Figure 3 Example of inference by the first prototype of a digital twin for underground-storage monitoring. Top row: Ground-truth CO2 saturation, corresponding saturation/pressure at injection well, and migrated seismic time-lapse difference image from noisy shot data (S/N 8 dB). Bottom rows: estimates for the state, the error between estimate and ground truth, and estimated uncertainty. These inferences are done on well data alone, seismic data alone, and well plus seismic data.
While these results, obtained by running for a day on an NVIDIA V100 GPU, are preliminary, some important observations can be made. Most notably, the digital twin's inference, based solely on probabilistic initial conditions and reservoir properties, produces estimates close to the actual state when conditioned on time-lapse data. Additionally, a comparison between the recursive training/inference scheme and IBM's digital twin definition reveals that this early prototype aligns with the concept of a “virtual representation (by deep neural networks) of a system spanning its lifecycle, updated from real-time data, and utilizing simulation and machine learning.”
What's next? Besides extending to 3D and including geochemistry and geomechanics in the dynamics, the current digital twin for geologic storage monitoring lacks the ability “to reason and make optimized decisions.” Ongoing research at the Center for Machine Learning for Seismic Industry Partners Program (ML4Seismic) aims to equip the digital twin with reasoning capabilities and the capacity to make optimized decisions. This includes causal “what if” reasoning, production optimization such as maximizing CO2 injectivity while avoiding fracture pressure, and implementing statistically robust methods for detecting anomalous flow (e.g., leakage).
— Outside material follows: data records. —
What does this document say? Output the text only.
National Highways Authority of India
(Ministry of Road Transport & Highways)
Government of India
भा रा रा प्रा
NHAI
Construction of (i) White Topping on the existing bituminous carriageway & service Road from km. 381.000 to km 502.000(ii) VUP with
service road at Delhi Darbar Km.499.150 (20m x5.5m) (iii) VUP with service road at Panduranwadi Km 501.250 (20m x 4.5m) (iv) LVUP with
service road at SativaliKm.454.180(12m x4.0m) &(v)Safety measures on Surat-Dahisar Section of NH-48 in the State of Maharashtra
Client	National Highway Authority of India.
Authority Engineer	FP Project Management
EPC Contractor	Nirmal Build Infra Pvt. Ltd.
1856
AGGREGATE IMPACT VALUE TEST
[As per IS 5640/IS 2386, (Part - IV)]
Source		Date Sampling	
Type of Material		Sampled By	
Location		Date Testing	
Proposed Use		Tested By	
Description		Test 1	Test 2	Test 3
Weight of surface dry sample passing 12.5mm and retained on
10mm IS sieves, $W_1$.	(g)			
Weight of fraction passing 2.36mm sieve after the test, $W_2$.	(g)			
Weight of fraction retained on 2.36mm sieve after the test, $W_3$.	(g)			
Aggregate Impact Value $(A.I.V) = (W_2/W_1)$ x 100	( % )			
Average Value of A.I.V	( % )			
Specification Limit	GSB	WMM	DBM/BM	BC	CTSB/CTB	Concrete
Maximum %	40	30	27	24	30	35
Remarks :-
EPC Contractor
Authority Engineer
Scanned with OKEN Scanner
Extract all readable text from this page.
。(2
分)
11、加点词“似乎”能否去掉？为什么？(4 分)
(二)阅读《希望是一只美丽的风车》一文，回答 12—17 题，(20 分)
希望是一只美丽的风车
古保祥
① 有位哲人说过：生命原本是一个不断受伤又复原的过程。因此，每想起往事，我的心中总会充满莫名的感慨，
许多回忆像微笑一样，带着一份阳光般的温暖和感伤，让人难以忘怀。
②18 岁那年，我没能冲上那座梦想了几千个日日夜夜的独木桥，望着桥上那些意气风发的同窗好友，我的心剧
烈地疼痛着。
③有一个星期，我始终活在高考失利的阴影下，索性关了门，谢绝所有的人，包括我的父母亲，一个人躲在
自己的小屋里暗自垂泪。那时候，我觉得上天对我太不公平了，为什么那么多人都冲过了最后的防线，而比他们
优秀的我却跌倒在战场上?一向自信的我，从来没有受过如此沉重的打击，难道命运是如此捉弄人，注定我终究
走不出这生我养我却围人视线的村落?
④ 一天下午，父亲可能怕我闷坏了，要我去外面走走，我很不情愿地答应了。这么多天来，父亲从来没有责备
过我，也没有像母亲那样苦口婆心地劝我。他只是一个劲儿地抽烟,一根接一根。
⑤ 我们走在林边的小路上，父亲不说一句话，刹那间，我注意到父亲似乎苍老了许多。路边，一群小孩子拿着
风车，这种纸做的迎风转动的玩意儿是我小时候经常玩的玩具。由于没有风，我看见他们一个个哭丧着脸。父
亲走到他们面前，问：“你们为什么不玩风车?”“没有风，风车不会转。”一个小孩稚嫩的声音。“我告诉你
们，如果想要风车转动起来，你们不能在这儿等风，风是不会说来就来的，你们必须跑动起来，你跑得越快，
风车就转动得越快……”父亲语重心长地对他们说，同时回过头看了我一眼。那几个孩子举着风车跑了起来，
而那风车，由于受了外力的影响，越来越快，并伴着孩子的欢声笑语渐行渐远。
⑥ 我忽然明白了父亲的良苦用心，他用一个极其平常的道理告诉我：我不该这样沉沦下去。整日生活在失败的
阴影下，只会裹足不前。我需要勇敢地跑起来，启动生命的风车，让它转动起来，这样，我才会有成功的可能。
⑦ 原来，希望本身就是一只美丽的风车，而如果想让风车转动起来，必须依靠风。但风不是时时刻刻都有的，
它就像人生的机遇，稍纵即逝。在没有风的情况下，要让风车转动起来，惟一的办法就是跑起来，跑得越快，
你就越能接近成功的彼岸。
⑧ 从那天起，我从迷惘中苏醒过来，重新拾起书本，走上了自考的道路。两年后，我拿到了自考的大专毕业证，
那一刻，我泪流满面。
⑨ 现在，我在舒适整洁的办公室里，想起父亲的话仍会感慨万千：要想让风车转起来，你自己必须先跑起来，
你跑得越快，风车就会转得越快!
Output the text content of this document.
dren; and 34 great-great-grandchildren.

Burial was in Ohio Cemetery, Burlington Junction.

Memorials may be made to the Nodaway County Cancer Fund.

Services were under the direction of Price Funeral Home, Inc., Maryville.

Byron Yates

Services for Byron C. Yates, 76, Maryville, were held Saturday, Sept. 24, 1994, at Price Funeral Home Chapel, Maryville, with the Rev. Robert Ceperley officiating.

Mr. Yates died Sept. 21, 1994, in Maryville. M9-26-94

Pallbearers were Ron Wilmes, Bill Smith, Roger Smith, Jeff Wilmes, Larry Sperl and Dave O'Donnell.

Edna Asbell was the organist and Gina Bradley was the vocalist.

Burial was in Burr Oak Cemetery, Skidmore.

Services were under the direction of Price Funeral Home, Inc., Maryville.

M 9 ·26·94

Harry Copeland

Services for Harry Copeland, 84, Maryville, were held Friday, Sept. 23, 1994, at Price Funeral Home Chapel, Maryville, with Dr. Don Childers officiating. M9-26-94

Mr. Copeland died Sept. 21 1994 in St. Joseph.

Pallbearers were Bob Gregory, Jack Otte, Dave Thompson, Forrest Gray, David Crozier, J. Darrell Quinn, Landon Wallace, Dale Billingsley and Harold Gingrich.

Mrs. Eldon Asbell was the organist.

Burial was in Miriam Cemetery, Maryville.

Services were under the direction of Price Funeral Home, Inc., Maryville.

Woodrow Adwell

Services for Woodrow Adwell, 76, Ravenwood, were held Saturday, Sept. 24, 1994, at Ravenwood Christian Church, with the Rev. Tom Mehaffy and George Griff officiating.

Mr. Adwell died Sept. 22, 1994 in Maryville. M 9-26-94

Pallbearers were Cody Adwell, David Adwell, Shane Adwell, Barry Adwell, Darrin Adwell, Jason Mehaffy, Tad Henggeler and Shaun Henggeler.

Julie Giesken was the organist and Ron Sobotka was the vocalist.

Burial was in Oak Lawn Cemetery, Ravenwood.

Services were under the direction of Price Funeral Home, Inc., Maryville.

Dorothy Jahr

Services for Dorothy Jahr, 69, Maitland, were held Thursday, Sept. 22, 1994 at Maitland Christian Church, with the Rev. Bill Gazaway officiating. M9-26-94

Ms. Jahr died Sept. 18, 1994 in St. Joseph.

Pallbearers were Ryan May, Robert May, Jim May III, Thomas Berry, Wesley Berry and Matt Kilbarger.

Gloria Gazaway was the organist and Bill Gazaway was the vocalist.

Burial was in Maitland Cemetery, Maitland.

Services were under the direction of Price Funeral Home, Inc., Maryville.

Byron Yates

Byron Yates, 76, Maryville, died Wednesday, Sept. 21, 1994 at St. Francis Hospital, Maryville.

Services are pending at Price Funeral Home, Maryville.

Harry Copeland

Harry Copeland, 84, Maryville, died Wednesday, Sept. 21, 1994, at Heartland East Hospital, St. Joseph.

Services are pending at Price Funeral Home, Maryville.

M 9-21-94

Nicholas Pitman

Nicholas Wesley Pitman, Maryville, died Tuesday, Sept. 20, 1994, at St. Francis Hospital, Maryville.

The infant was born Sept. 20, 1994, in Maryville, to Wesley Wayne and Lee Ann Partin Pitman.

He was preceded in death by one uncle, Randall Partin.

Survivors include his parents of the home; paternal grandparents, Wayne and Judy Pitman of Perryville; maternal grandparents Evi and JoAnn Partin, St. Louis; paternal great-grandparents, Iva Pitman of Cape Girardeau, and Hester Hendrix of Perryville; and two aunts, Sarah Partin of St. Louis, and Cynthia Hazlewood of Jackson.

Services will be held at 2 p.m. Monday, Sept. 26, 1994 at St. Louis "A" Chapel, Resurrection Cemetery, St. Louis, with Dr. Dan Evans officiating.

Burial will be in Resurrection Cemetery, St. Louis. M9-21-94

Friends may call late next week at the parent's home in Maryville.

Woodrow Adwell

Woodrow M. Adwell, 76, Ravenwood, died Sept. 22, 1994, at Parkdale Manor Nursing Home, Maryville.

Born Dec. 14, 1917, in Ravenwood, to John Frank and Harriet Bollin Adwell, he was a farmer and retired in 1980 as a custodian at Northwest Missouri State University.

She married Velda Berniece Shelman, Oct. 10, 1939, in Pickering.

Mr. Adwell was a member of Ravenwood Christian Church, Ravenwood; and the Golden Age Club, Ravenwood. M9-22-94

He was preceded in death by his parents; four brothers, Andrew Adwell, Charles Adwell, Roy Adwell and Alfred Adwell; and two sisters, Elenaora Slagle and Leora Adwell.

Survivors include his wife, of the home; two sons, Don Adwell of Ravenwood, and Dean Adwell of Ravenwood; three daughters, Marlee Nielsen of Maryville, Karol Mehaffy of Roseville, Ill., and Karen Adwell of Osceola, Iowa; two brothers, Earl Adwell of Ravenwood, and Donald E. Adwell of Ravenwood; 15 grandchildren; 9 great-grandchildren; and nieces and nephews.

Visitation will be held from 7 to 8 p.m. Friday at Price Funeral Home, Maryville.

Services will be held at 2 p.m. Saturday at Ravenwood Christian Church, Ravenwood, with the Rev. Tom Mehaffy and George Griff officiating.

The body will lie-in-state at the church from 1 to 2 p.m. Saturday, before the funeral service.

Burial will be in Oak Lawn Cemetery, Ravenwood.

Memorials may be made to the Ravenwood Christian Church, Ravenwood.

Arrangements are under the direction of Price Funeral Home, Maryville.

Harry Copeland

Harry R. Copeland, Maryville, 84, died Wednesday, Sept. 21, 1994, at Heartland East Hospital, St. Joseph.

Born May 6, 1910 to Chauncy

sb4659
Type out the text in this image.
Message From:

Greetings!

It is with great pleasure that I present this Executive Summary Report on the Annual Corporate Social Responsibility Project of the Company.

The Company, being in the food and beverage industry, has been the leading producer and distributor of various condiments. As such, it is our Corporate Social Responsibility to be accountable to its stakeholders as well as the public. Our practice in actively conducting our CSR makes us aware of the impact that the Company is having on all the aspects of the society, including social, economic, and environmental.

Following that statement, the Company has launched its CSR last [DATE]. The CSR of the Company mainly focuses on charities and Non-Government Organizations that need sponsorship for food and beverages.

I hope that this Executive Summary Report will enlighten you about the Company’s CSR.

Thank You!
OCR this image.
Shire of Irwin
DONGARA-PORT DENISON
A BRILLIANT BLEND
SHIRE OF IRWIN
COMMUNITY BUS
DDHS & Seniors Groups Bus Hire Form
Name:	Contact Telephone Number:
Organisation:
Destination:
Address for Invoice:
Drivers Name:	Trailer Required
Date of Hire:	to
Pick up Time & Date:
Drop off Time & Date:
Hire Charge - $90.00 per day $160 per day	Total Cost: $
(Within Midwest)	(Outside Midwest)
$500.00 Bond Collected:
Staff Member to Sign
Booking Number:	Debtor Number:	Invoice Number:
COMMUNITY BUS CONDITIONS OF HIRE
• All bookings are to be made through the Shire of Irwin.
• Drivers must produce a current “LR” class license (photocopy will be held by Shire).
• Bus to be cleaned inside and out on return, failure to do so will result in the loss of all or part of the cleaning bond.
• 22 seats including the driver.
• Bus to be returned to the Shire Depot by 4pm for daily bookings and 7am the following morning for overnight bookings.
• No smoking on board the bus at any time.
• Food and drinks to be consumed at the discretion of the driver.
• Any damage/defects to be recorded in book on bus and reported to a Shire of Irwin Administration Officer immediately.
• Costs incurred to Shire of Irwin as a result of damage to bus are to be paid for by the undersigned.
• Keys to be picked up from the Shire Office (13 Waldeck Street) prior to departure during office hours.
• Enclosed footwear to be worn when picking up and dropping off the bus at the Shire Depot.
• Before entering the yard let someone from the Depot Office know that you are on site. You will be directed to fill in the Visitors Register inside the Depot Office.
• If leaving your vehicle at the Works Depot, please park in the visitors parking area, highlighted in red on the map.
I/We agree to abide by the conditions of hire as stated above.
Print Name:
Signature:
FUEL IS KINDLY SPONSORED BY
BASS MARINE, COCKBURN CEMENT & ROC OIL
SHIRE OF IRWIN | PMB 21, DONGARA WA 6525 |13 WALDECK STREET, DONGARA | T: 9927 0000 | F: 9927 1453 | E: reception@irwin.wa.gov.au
Our experience with this first digital twin prototype has shown that it can be a collaborative platform for practitioners from various fields to train the digital twin's neural networks. Generative AI's capability to comprehend natural language and physics-based simulations offers new possibilities for creating advanced digital twins to manage complex underground resource production and storage. It is hoped that this column might encourage the industry to explore digital twin development for sustainable subsurface management, fostering interdisciplinary collaborations similar to those described later in this issue's special section.